Che il capo della milizia privata Wagner, il rapinatore Prigozin, fosse in grado di causare più danni alla guerra russa della controffensiva ucraina, era plausibile già dalla battaglia di Bakhmut. Basta vedere i suoi video notturni in cui asseriva di aver conquistato la cittadina, quelli diurni in cui accusava l’esercito regolare di essersi ritirato vergognosamente, infine quelli serotini, dove nuovamente vantava di aver conquistato un’altra volta la distesa di macerie. In tanta devastazione, Prigozin era uno spasso. Poi seguiva tutto un corredo di notizie, dalle sparatorie con i suoi connazionali agli accordi con le milizie ucraine per scambiare i prigionieri, fino agli insulti ai vertici militari del Cremlino. Tutto questo era funzionale a far si che il comandante della Wagner potesse ergersi come l’unico davvero fedele alla causa. Se la Russia voleva avere una chance, doveva affidarsi a lui e ai suoi tagliagole. Uno spartito abbastanza sperimentato anche se tratto dallo scompiglio mozartiano, piuttosto che dalla sognante solennità dell’Anello dei Nibelunghi.
Tutto inizia a cambiare nel momento nel quale Prigozin con la sua truppa occupa Rostov. Sia chiaro, l’occupazione di Rostov, per quanto si tratti di città russa, vale quella di Bachmut città oramai inesistente, Anche questo è solo un atto, per quanto eclatante, parte di uno scenario da guerra civile, Prigozin assomiglierebbe allo Strel’nikov di Pasternak, vai a sapere che fine fa con il suo treno blindato. Magari vince, magari viene fucilato.
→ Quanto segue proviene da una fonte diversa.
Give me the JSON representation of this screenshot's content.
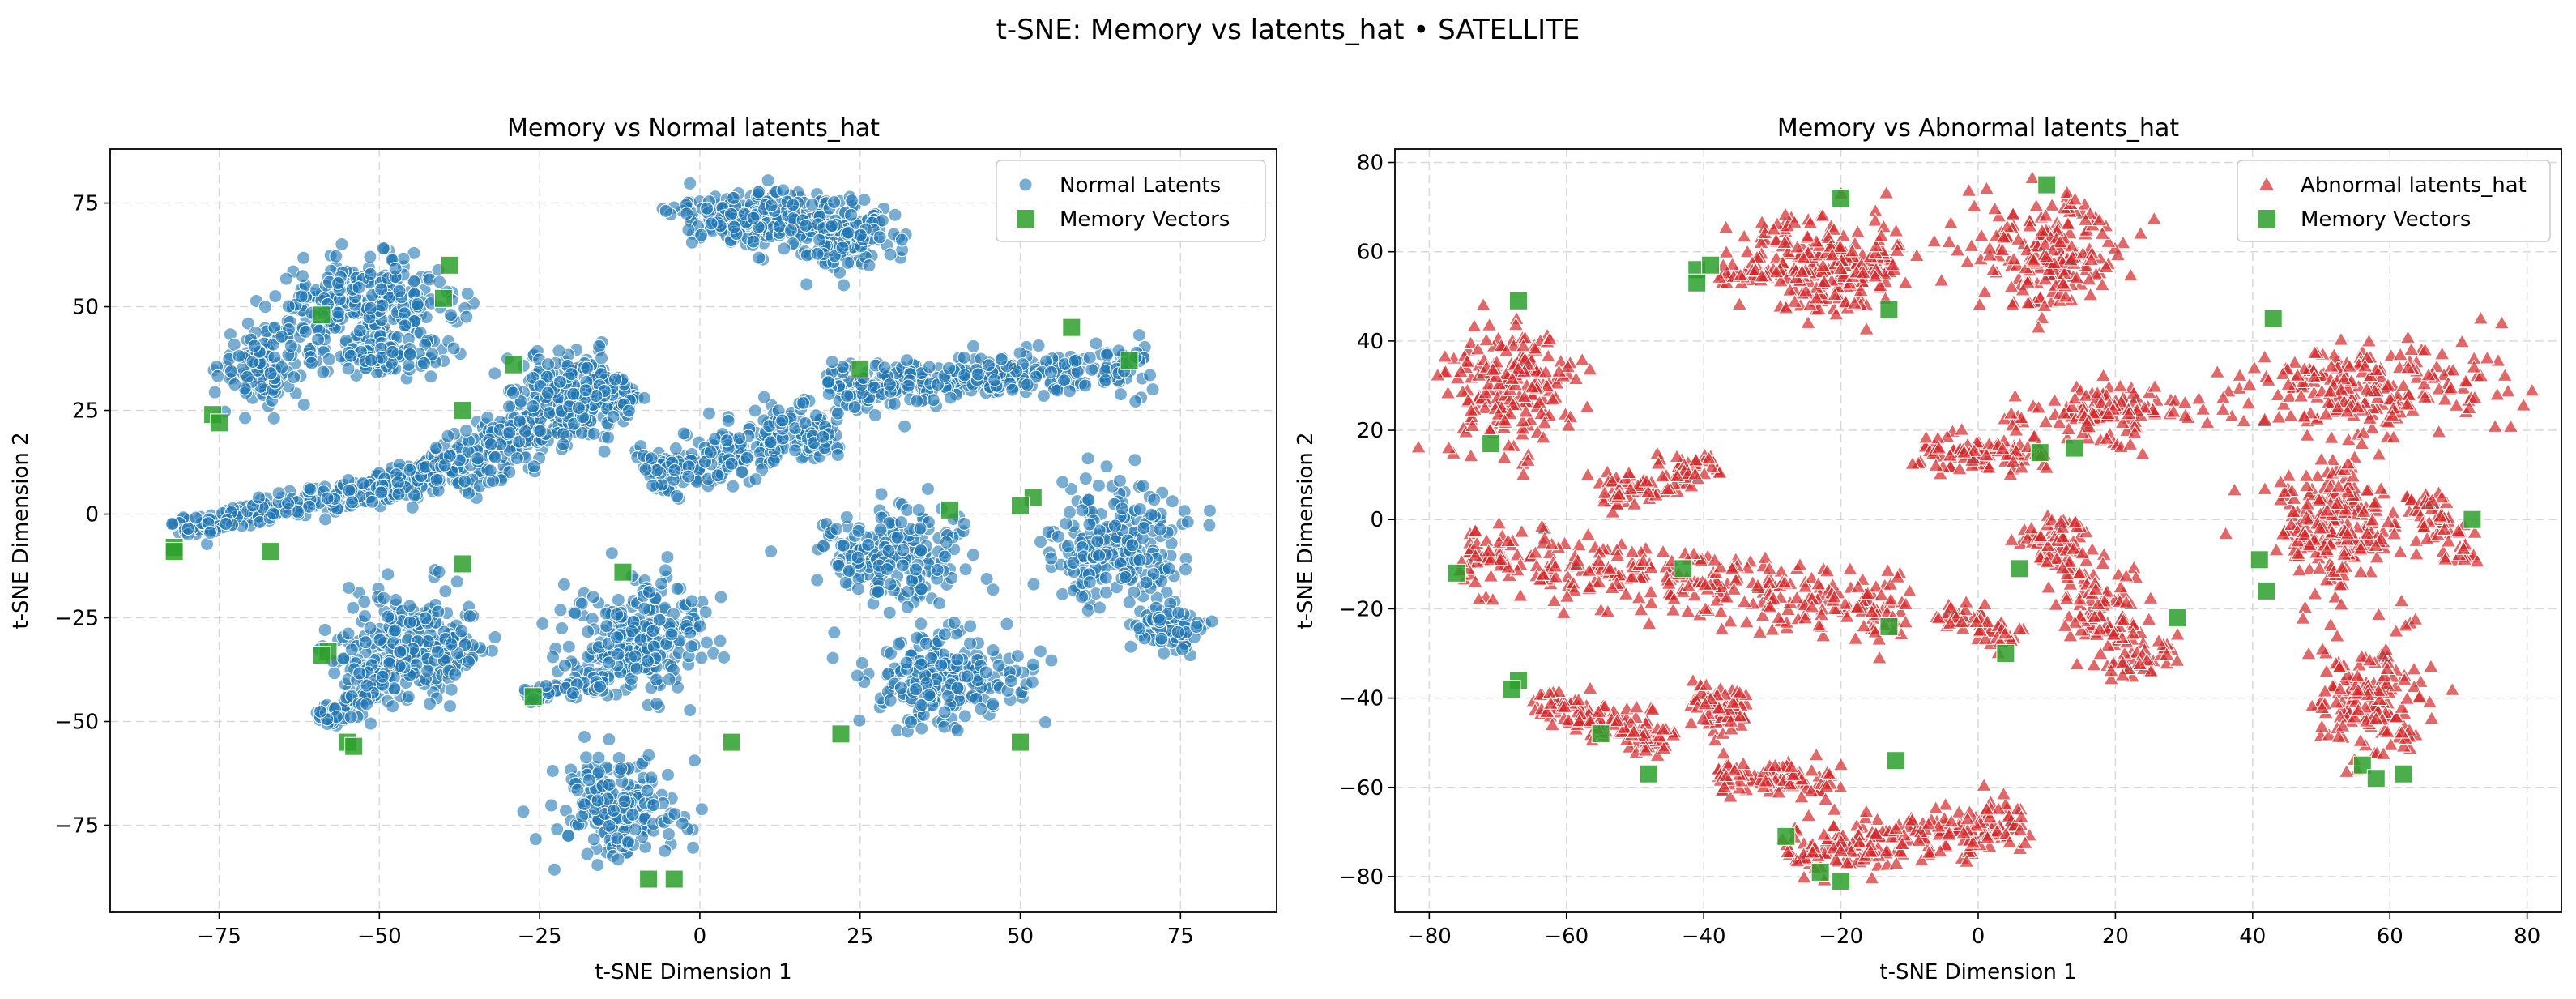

Ma è da Rostov che Prigozin si pronuncia sulle ragioni della guerra e qui muta completamente lo scenario. Prigozin sostiene praticamente quello che scrive la Voce repubblicana, ovvero che la Nato non minaccia nessuno, meno che mai la Russia e che l’Ucraina aveva interrotto ogni rappresaglia nei confronti delle aree secessioniste del Donbass, Prigozin dice da otto anni e gli crediamo. Questa narrazione, dice bene il ministro Crosetto, interrompe completamente le penose menzogne sull’invasione accampate finora dai russi e dal Cremlino in prima persona. Questa di Prigozin è una dichiarazione di resa all’Occidente, a cui si riconoscono tutte le ragioni.
Ovviamente Prigozin come non è un cuoco, tanto meno è la voce della verità. E’ un vecchio lestofante che ha fatto la galera e che si è dimostrato pronto a tutto, come sicuramente lo è ancora. Certi personaggi perdono il pelo, non il vizio. Tanto è vero che egli sostiene pure che Putin sarebbe stato ingannato dai suoi consiglieri, il che è una completa sciocchezza. Nessuno in Russia ha più informazioni di Putin sullo stato del paese. Si tratta di capire se Prigozin voglia la guerra civile, piuttosto che offrire una via di salvezza al suo principale. Ricompensa Putin a cui deve la carriera, lasciandogli una via di scampo, non hai sbagliato tu a fare la guerra, hanno sbagliato i tuoi sottopancia. Perché a questo punto o Putin sostiene Prigozin e quindi porge le scuse all’Ucraina e torna con il capo cosparso di cenere a collaborare con la comunità occidentale, oppure deve eliminare Prigozin che sarebbe un po’ come per re Artù eliminare Lancillotto, con tutto quello che ne conseguirebbe per il suo regno.